Tuesday’s episode of Great British Bake Off served up the stuff of nightmares: possible sabotage, irrational behaviour, and terrifying meltdowns.
Plus a giant meringue swan.
It began a typically innocent Bake Off episode, with enough camaraderie and good will to make you vomit into your Thermomix. The nine remaining bakers prepared to make a Baked Alaska, a heavenly mix of sponge, ice-cream and meringue. It looked so soft and delicious I could climb into one and sleep for a week.
But the Bake Off winds blew no good when Iain discovered his dish had been interfered with. In case you were still licking that Baked Alaska off your screen, I’ll repeat: Iain’s ice-cream HAD BEEN REMOVED FROM THE FREEZER.
Someone call Citizens Advice or Dial a Prayer, because Iain needs answers. How did this heinous crime against frozen confectionary happen? Was it an innocent mistake or an outrageous act of sabotage, a tactical masterstroke to eliminate the tall and beardy from the competition? Or was it merely a silent protest highlighting food safety issues around voluminous facial hair?
I’m not pointing chocolate ladyfingers, but pretty sure Diana’s sticky prints were all over that tin.
Iain was appalled. Diana was shocked too, but probably felt better after she looked at her own rock-solid ice-cream. Still, it’s not like Iain’s dish sat on a bench surrounded by bright lights and hot ovens in the middle of a heatwave for long. How bad can it be?
It’s thaw-ful. Welcome to hell, my friends.
In desperate times like these, we must consult the mysterious beast some people call science. If we take the freezing point depression, consider the temperature transitions and include the exothermicity factor, we can conclude the likelihood of Iain making ice-cream in ten minutes is: not a shitshow.
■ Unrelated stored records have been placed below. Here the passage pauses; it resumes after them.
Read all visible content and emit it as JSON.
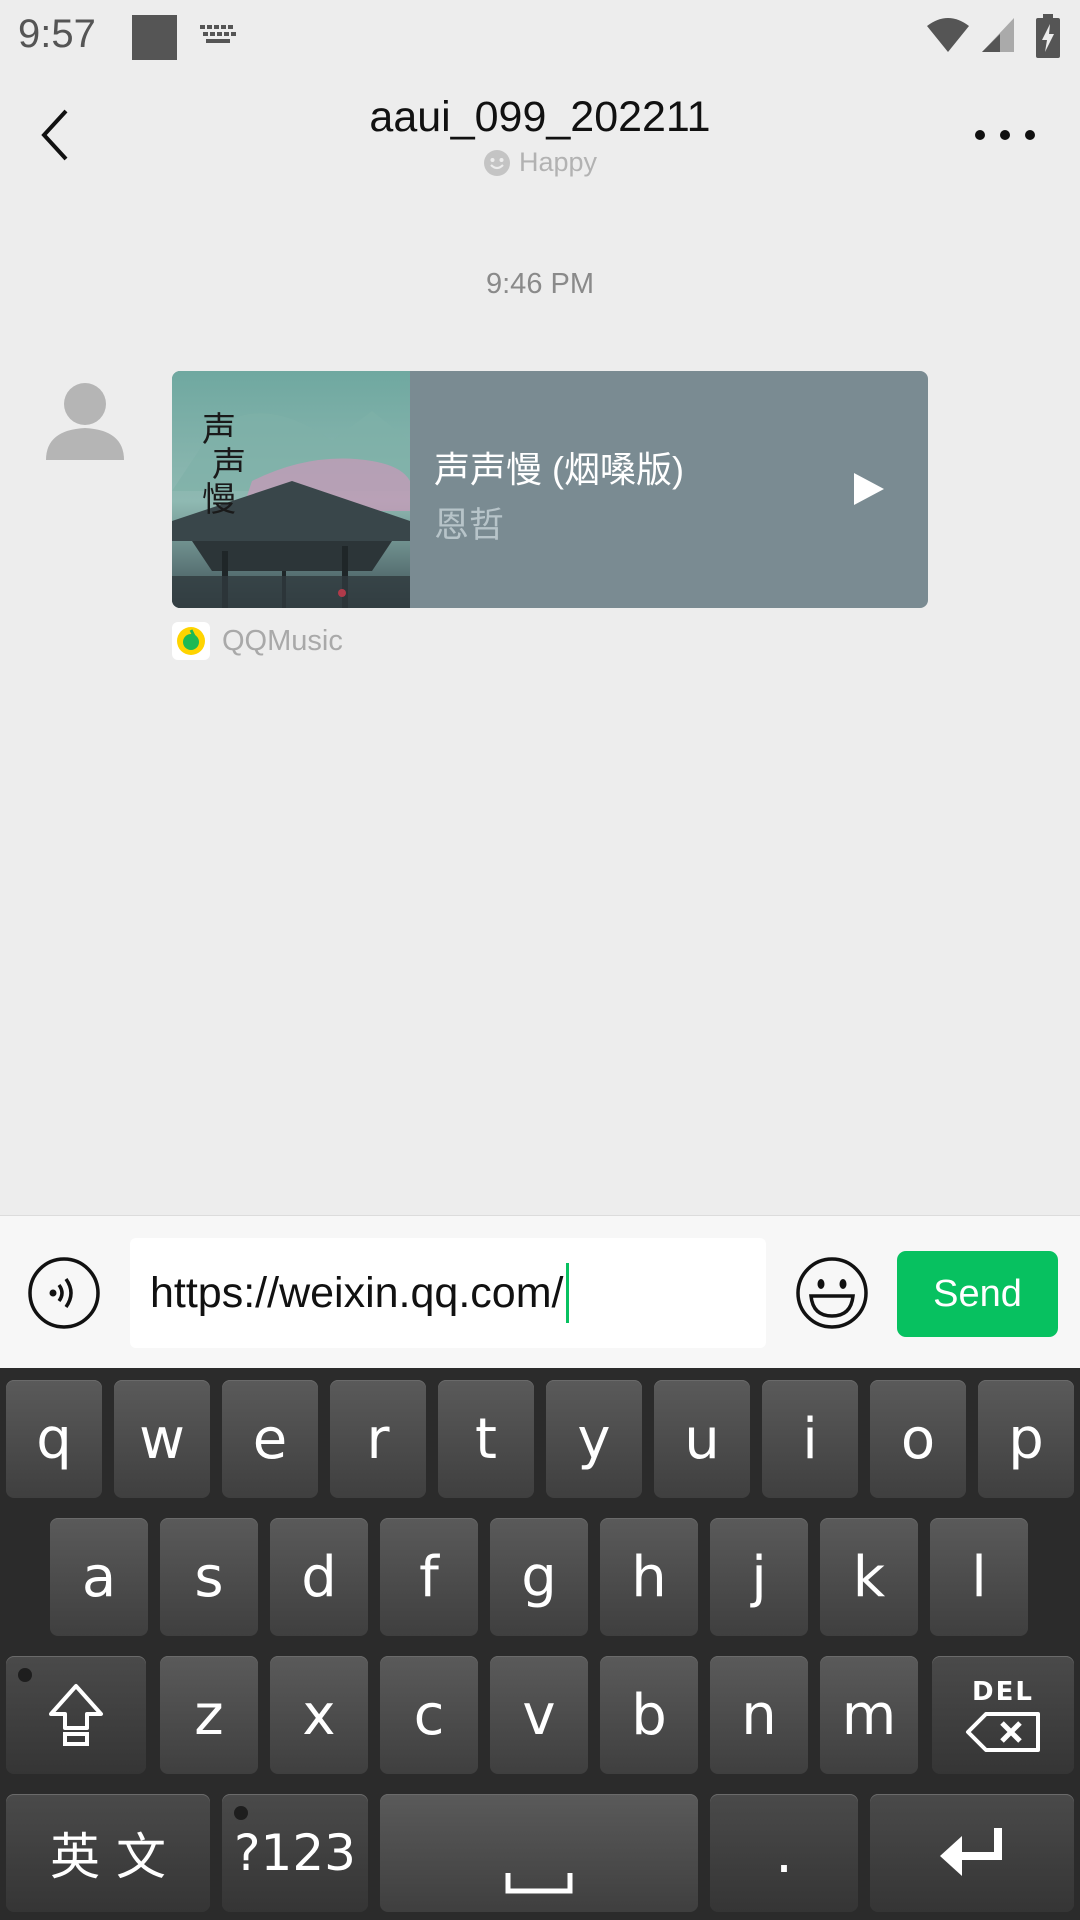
{
  "status_bar": {
    "time": "9:57"
  },
  "header": {
    "title": "aaui_099_202211",
    "status": "Happy"
  },
  "chat": {
    "timestamp": "9:46 PM",
    "music_card": {
      "title": "声声慢 (烟嗓版)",
      "artist": "恩哲",
      "source": "QQMusic"
    }
  },
  "input": {
    "value": "https://weixin.qq.com/",
    "send_label": "Send"
  },
  "keyboard": {
    "row1": [
      "q",
      "w",
      "e",
      "r",
      "t",
      "y",
      "u",
      "i",
      "o",
      "p"
    ],
    "row2": [
      "a",
      "s",
      "d",
      "f",
      "g",
      "h",
      "j",
      "k",
      "l"
    ],
    "row3": [
      "z",
      "x",
      "c",
      "v",
      "b",
      "n",
      "m"
    ],
    "del_label": "DEL",
    "lang_label": "英 文",
    "symbols_label": "?123",
    "period_label": "."
  },
  "colors": {
    "accent": "#07c160",
    "background": "#ededed",
    "music_card_bg": "#7a8b92"
  }
}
This was Iain’s post climate-change Baked Alaska. The ice caps had melted, the sea levels had risen, and the only thing frozen was Iain’s cold, dead heart. He responded as any irate, russet-bearded baker would, and chucked his entire bake in the bin. That’ll learn ‘em, Iain.
The Baked Alaska lay silently at the bottom of the bin, next to Iain’s dignity and his future in the competition. He collected it all and sloshed his way towards the judging table. Dead man walking, with a bin.
Luis was horrified. Martha covered her eyes. Even the marquee walls quivered, though that could have been the wind.
Chetna covered her mouth in a silent scream.
It’s tricky to stay in a baking competition when all you present is a stainless steel cake coffin. If only Iain had thought to pipe the outside with some delicious buttercream rosettes.
“I didn’t cope with the situation very well,” he admitted, ironically frozen to the spot. I’d be eating that cake out of the bin with one of Diana’s wooden spoons by now, so I reckon Iain did okay.
The nightmare was over. Iain retreated to the safety of his own home, where nothing leaves the freezer without his express permission, and Diana’s creepy meringue swan lived to swim another day. Bloody good work, Bake Off: for every soul-destroying moment of cake-related madness, you raise us up with the inspiring vision of a malformed sugar bird. I’ve always heard swan tastes delicious, and now we know why.